Zip compression on desktop Linux in 2018

After many years of futile though persistent attempts to use Linux Mint Cinnamon as a main OS I gave up and decided to give a try to Kubuntu 18.04.
After I finally could settle down and ignore the fact that Dolphin does not have any tools to mount remote file systems, which I use alot, I admitted that modern KDE is a quite convenient DE. At least it has become much better since I tried it last time and it had grayed-out to the limit of utter illegibility font on minimized windows.
Plasma still has a few annoyances for me but I can put up with them more easily than with stumbling mouse pointer or always-working lock screen on Linux Mint.

Anyway. My previous system was Windows 10 Pro, which has been killed by me for it had been talking too much and always tying to find new friends for itself on outside networks…
It’s dead uncompressed body, preserved by dd, has a weight about 128GB.
And once, time has come to compress it and save on an external HDD for a rainy day.

As I run a Linux server I sometimes need to use command-line compression utilities. Such occasions are rare and I’m always forgetting the proper syntax and keys.
I have written down my typical command-line operations with file-compression utilities into separate file, but now I have this shining, semi-transparent, blurry modern OS…
I should have an easy tool to create a zip archive, shouldn’t I?
Zip compression has been used intentionally because it is widely supported and it is unknown in which circumstances I will use this compressed file.

Ark is installed on KDE by default. It is good. It could be invoked right from Dolphin file manager to compress my 128GB system’s image.
After beginning of this task I’ve made two disappointing observations:
– There is no progress indication of the operation let alone estimated time or estimated compression ratio.
Simple tool is not a problem when you trying to compress a couple of megabytes. You can use any kind of shi… I mean… software for this purpose, but I have a large file and I would like to know, at least approximately, how long will it take to compress it.
– Default settings for zip compression in Ark use only one core of CPU. It’s bad, because I got four physical and eight logical cores.
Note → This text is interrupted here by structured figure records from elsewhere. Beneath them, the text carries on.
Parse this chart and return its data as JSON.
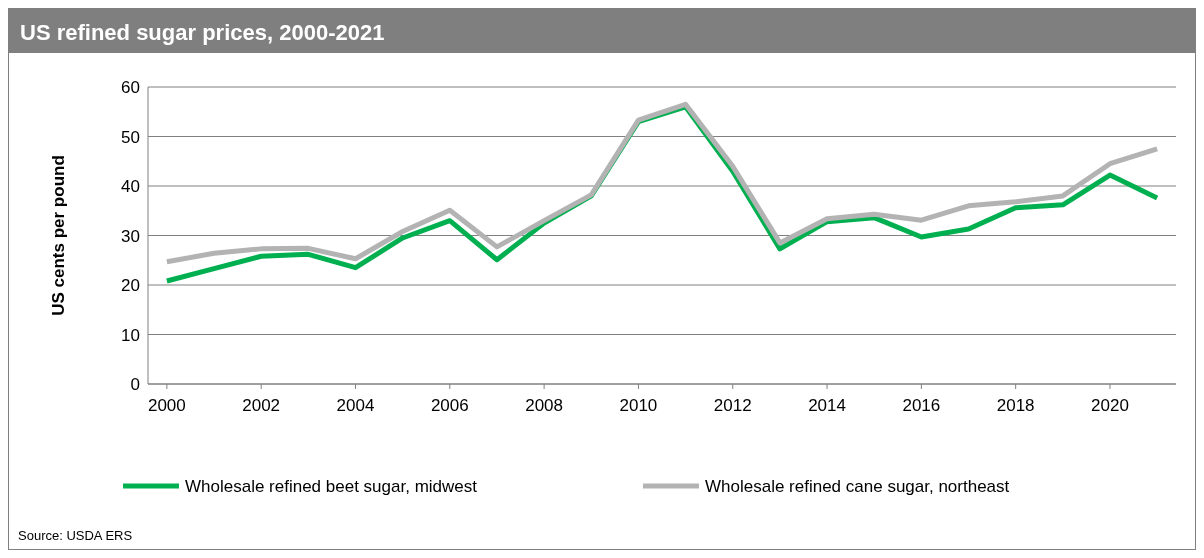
{
  "chart_data": {
    "type": "line",
    "title": "US refined sugar prices, 2000-2021",
    "ylabel": "US cents per pound",
    "x": [
      2000,
      2001,
      2002,
      2003,
      2004,
      2005,
      2006,
      2007,
      2008,
      2009,
      2010,
      2011,
      2012,
      2013,
      2014,
      2015,
      2016,
      2017,
      2018,
      2019,
      2020,
      2021
    ],
    "series": [
      {
        "name": "Wholesale refined beet sugar, midwest",
        "color": "#00b050",
        "values": [
          20.8,
          23.3,
          25.8,
          26.2,
          23.5,
          29.5,
          33,
          25.1,
          32.5,
          38,
          53,
          56,
          43,
          27.3,
          32.8,
          33.6,
          29.7,
          31.3,
          35.6,
          36.2,
          42.2,
          37.6
        ]
      },
      {
        "name": "Wholesale refined cane sugar, northeast",
        "color": "#b3b3b3",
        "values": [
          24.7,
          26.4,
          27.3,
          27.4,
          25.3,
          30.8,
          35.1,
          27.7,
          33,
          38.2,
          53.3,
          56.5,
          44,
          28.5,
          33.4,
          34.3,
          33.1,
          36,
          36.8,
          38,
          44.5,
          47.5
        ]
      }
    ],
    "xlim": [
      1999.6,
      2021.4
    ],
    "xticks": [
      2000,
      2002,
      2004,
      2006,
      2008,
      2010,
      2012,
      2014,
      2016,
      2018,
      2020
    ],
    "ylim": [
      0,
      60
    ],
    "yticks": [
      0,
      10,
      20,
      30,
      40,
      50,
      60
    ],
    "grid": "y",
    "legend": "bottom",
    "marker": "none",
    "line_style": "solid",
    "annotations": [
      "Source: USDA ERS"
    ]
  }
}
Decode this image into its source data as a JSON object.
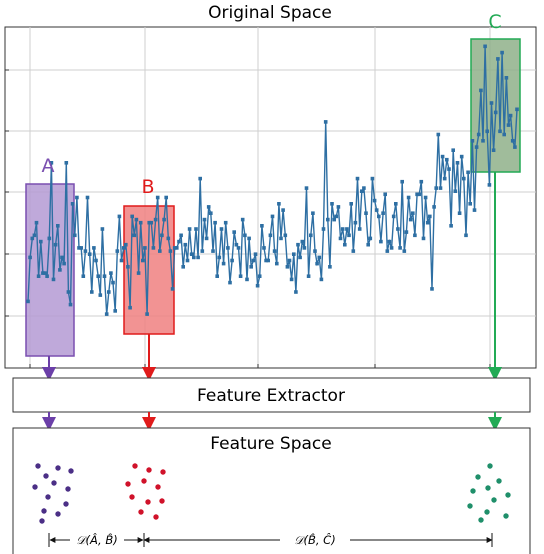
{
  "top_title": "Original Space",
  "labels": {
    "a": "A",
    "b": "B",
    "c": "C"
  },
  "extractor_label": "Feature Extractor",
  "feature_space_title": "Feature Space",
  "distance_ab": "𝒟(Â, B̂)",
  "distance_bc": "𝒟(B̂, Ĉ)",
  "colors": {
    "line": "#2e6fa3",
    "a_fill": "#b49ad4",
    "a_stroke": "#7a4fb0",
    "a_dots": "#4b2f86",
    "b_fill": "#f08080",
    "b_stroke": "#e01b1b",
    "b_dots": "#d0122a",
    "c_fill": "#8fb08a",
    "c_stroke": "#22aa55",
    "c_dots": "#1f8f6a"
  },
  "chart_data": {
    "type": "line",
    "title": "Original Space",
    "xlabel": "",
    "ylabel": "",
    "grid": true,
    "ylim": [
      0,
      10
    ],
    "y": [
      1.7,
      3.1,
      3.7,
      3.8,
      4.2,
      2.5,
      3.6,
      2.6,
      2.6,
      2.5,
      3.7,
      6.1,
      2.4,
      3.5,
      4.1,
      2.7,
      3.1,
      2.9,
      6.1,
      2.0,
      1.6,
      4.8,
      3.8,
      5.0,
      3.4,
      3.4,
      2.5,
      3.3,
      5.0,
      3.2,
      2.0,
      3.4,
      3.0,
      2.5,
      1.9,
      4.0,
      2.5,
      1.3,
      2.0,
      2.6,
      2.3,
      1.4,
      3.3,
      4.4,
      3.0,
      3.4,
      3.5,
      2.8,
      1.5,
      4.4,
      3.8,
      4.3,
      2.6,
      4.2,
      3.0,
      3.4,
      1.3,
      4.2,
      4.2,
      3.4,
      4.3,
      5.0,
      3.3,
      3.8,
      4.3,
      5.0,
      3.7,
      3.3,
      2.1,
      3.4,
      3.4,
      3.6,
      3.8,
      2.8,
      3.5,
      3.0,
      4.0,
      3.2,
      3.1,
      4.0,
      3.1,
      5.6,
      3.3,
      4.3,
      3.7,
      4.7,
      4.5,
      3.3,
      4.2,
      2.5,
      3.1,
      4.0,
      2.9,
      4.2,
      3.4,
      2.3,
      3.0,
      3.9,
      3.5,
      3.4,
      2.5,
      4.3,
      3.8,
      2.4,
      3.7,
      2.8,
      3.0,
      3.2,
      2.2,
      2.5,
      4.1,
      3.4,
      3.0,
      3.0,
      3.8,
      4.4,
      3.3,
      2.9,
      4.8,
      3.7,
      4.6,
      3.8,
      2.8,
      3.0,
      2.4,
      3.2,
      2.0,
      3.5,
      3.1,
      3.6,
      3.4,
      5.3,
      2.5,
      3.8,
      4.5,
      3.3,
      2.9,
      3.1,
      2.4,
      4.0,
      7.4,
      4.3,
      2.8,
      4.8,
      4.3,
      4.4,
      4.7,
      3.7,
      4.0,
      3.5,
      4.0,
      3.8,
      4.8,
      3.3,
      4.2,
      5.6,
      4.0,
      5.2,
      5.3,
      4.5,
      3.5,
      3.7,
      5.6,
      4.9,
      4.6,
      4.4,
      3.6,
      4.5,
      5.1,
      3.3,
      3.6,
      3.4,
      4.4,
      4.8,
      4.0,
      3.4,
      5.5,
      3.3,
      3.9,
      5.0,
      4.3,
      4.5,
      3.8,
      5.1,
      5.1,
      5.5,
      3.7,
      5.0,
      4.2,
      4.4,
      2.1,
      4.7,
      5.3,
      7.0,
      5.3,
      6.3,
      5.6,
      6.2,
      5.9,
      4.1,
      6.5,
      5.2,
      6.1,
      4.5,
      6.3,
      5.6,
      3.8,
      5.8,
      4.8,
      6.8,
      4.6,
      6.6,
      7.0,
      8.4,
      6.8,
      9.8,
      7.1,
      5.4,
      8.0,
      6.5,
      7.7,
      9.4,
      7.1,
      9.6,
      7.0,
      8.8,
      7.3,
      7.6,
      6.8,
      6.6,
      7.8
    ]
  },
  "regions": {
    "a_range": [
      0,
      18
    ],
    "b_range": [
      38,
      56
    ],
    "c_range": [
      180,
      198
    ]
  }
}
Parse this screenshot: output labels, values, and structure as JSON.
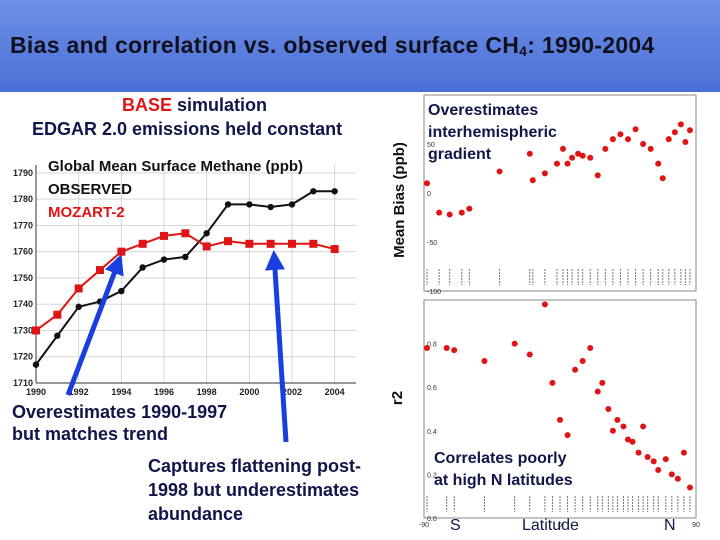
{
  "slide": {
    "title_main": "Bias and correlation vs. observed surface CH",
    "title_sub": "4",
    "title_tail": ": 1990-2004",
    "sim_label_1": "BASE",
    "sim_label_2": " simulation",
    "sim_label_line2": "EDGAR 2.0 emissions held constant",
    "note_overestimates_1": "Overestimates 1990-1997",
    "note_overestimates_2": "but matches trend",
    "note_flattening_1": "Captures flattening post-",
    "note_flattening_2": "1998 but underestimates",
    "note_flattening_3": "abundance",
    "note_gradient_1": "Overestimates",
    "note_gradient_2": "interhemispheric",
    "note_gradient_3": "gradient",
    "note_correlates_1": "Correlates poorly",
    "note_correlates_2": "at high N latitudes",
    "label_s": "S",
    "label_latitude": "Latitude",
    "label_n": "N",
    "colors": {
      "observed": "#111111",
      "model": "#e01414",
      "arrow": "#1a3ee0",
      "title_bar": "#5b7fe0"
    }
  },
  "chart_data": [
    {
      "type": "line",
      "title": "Global Mean Surface Methane (ppb)",
      "x": [
        1990,
        1991,
        1992,
        1993,
        1994,
        1995,
        1996,
        1997,
        1998,
        1999,
        2000,
        2001,
        2002,
        2003,
        2004
      ],
      "xticks": [
        "1990",
        "1992",
        "1994",
        "1996",
        "1998",
        "2000",
        "2002",
        "2004"
      ],
      "yticks": [
        "1710",
        "1720",
        "1730",
        "1740",
        "1750",
        "1760",
        "1770",
        "1780",
        "1790"
      ],
      "ylim": [
        1710,
        1793
      ],
      "xlim": [
        1990,
        2005
      ],
      "series": [
        {
          "name": "OBSERVED",
          "color": "#111111",
          "values": [
            1717,
            1728,
            1739,
            1741,
            1745,
            1754,
            1757,
            1758,
            1767,
            1778,
            1778,
            1777,
            1778,
            1783,
            1783
          ]
        },
        {
          "name": "MOZART-2",
          "color": "#e01414",
          "values": [
            1730,
            1736,
            1746,
            1753,
            1760,
            1763,
            1766,
            1767,
            1762,
            1764,
            1763,
            1763,
            1763,
            1763,
            1761
          ]
        }
      ]
    },
    {
      "type": "scatter",
      "ylabel": "Mean Bias (ppb)",
      "xlim": [
        -90,
        90
      ],
      "ylim": [
        -100,
        100
      ],
      "yticks": [
        "-100",
        "-50",
        "0",
        "50"
      ],
      "points": [
        [
          -88,
          10
        ],
        [
          -80,
          -20
        ],
        [
          -73,
          -22
        ],
        [
          -65,
          -20
        ],
        [
          -60,
          -16
        ],
        [
          -40,
          22
        ],
        [
          -20,
          40
        ],
        [
          -18,
          13
        ],
        [
          -10,
          20
        ],
        [
          -2,
          30
        ],
        [
          2,
          45
        ],
        [
          5,
          30
        ],
        [
          8,
          36
        ],
        [
          12,
          40
        ],
        [
          15,
          38
        ],
        [
          20,
          36
        ],
        [
          25,
          18
        ],
        [
          30,
          45
        ],
        [
          35,
          55
        ],
        [
          40,
          60
        ],
        [
          45,
          55
        ],
        [
          50,
          65
        ],
        [
          55,
          50
        ],
        [
          60,
          45
        ],
        [
          65,
          30
        ],
        [
          68,
          15
        ],
        [
          72,
          55
        ],
        [
          76,
          62
        ],
        [
          80,
          70
        ],
        [
          83,
          52
        ],
        [
          86,
          64
        ]
      ]
    },
    {
      "type": "scatter",
      "ylabel": "r2",
      "xlim": [
        -90,
        90
      ],
      "ylim": [
        0,
        1
      ],
      "yticks": [
        "0.0",
        "0.2",
        "0.4",
        "0.6",
        "0.8"
      ],
      "xticks": [
        "-90",
        "0",
        "90"
      ],
      "points": [
        [
          -88,
          0.78
        ],
        [
          -75,
          0.78
        ],
        [
          -70,
          0.77
        ],
        [
          -50,
          0.72
        ],
        [
          -30,
          0.8
        ],
        [
          -20,
          0.75
        ],
        [
          -10,
          0.98
        ],
        [
          -5,
          0.62
        ],
        [
          0,
          0.45
        ],
        [
          5,
          0.38
        ],
        [
          10,
          0.68
        ],
        [
          15,
          0.72
        ],
        [
          20,
          0.78
        ],
        [
          25,
          0.58
        ],
        [
          28,
          0.62
        ],
        [
          32,
          0.5
        ],
        [
          35,
          0.4
        ],
        [
          38,
          0.45
        ],
        [
          42,
          0.42
        ],
        [
          45,
          0.36
        ],
        [
          48,
          0.35
        ],
        [
          52,
          0.3
        ],
        [
          55,
          0.42
        ],
        [
          58,
          0.28
        ],
        [
          62,
          0.26
        ],
        [
          65,
          0.22
        ],
        [
          70,
          0.27
        ],
        [
          74,
          0.2
        ],
        [
          78,
          0.18
        ],
        [
          82,
          0.3
        ],
        [
          86,
          0.14
        ]
      ]
    }
  ]
}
Being disappointed by Ark I checked the second well-known file-compressing tool: file-roller.
I found it very similar to Ark. It uses one CPU core, no progress-bar or something like that.
Funny enough, I was forced to read documentation for file-roller because my intuition was not enough to use it’s GUI to compress a single file (Ark has similar GUI).

I tried to find other archive managers for linux but failed. The only promising thing I found was PeaZip.
I was unable to install it’s Qt version because of dependency hell and GTK version had rather bad look in kubuntu 18.04 – some interface elements were indistinguishable.
As far as I can tell from articles on the interned, PeaZip has some kind of progress indication (notoriously inaccurate) and some old bugtracker records let me hope that it supports multi-threading.
But it is packaged badly… apparently so badly that creators offer to run it as a windows application in Wine

My last hope to comfortably compress a large file on Linux was WinRAR in Wine.
And you know what? It works fine. Despite the fact that Wine software has mmmmm not excellent integration with KDE – there is no “windows program loader” in file manager’s context menu and wine-launcher can’t be placed on taskbar – WinRAR looks and works very well. During creation of a zip archive it uses all 4 cores of my CPU.
I did a partial test between compression speed of Arc and WinRAR.
WinRAR compressed my system image from 128GB to 19GB for about 40 minutes using 4 threads.
Ark, after an hour of one-threaded work, created just a 6GB file. After that I interrupted process because, as I understand, the whole task will take at least 3 hours.

Later I tried different compression methods for zip archive in Ark and some of them use all 4 cores on my CPU. Moreover, some of them use all 8 logical cores on 100% load, though I can’t tell is the product of such usage better than WinRAR offers or not. Anyway, default compression method “deflate” on Linux uses just one core.

The interesting thing is about progress-bar. I’ve heard that all these archive managers actually have a progress indication. I thought that I do something wrong, because I see something like progress-bar too but it doesn’t show progress, but just run from left to the right and back.
Then I accidentally came across this 4-years old bug (or feature) of clone of the file-roller archive manager.

It seems that archive managers on Linux (at least their GUI) is able to show progress only as a count of files to be compressed, but not the size of those files.

I was really surprised that there is no progress indication in GUI tools for archiving on Linux.
It seems that nobody really uses archive managers on Linux or compressing only small files so they don’t care about progress indication and the only way to archive large files on linux is to use WinRAR or 7Zip through Wine.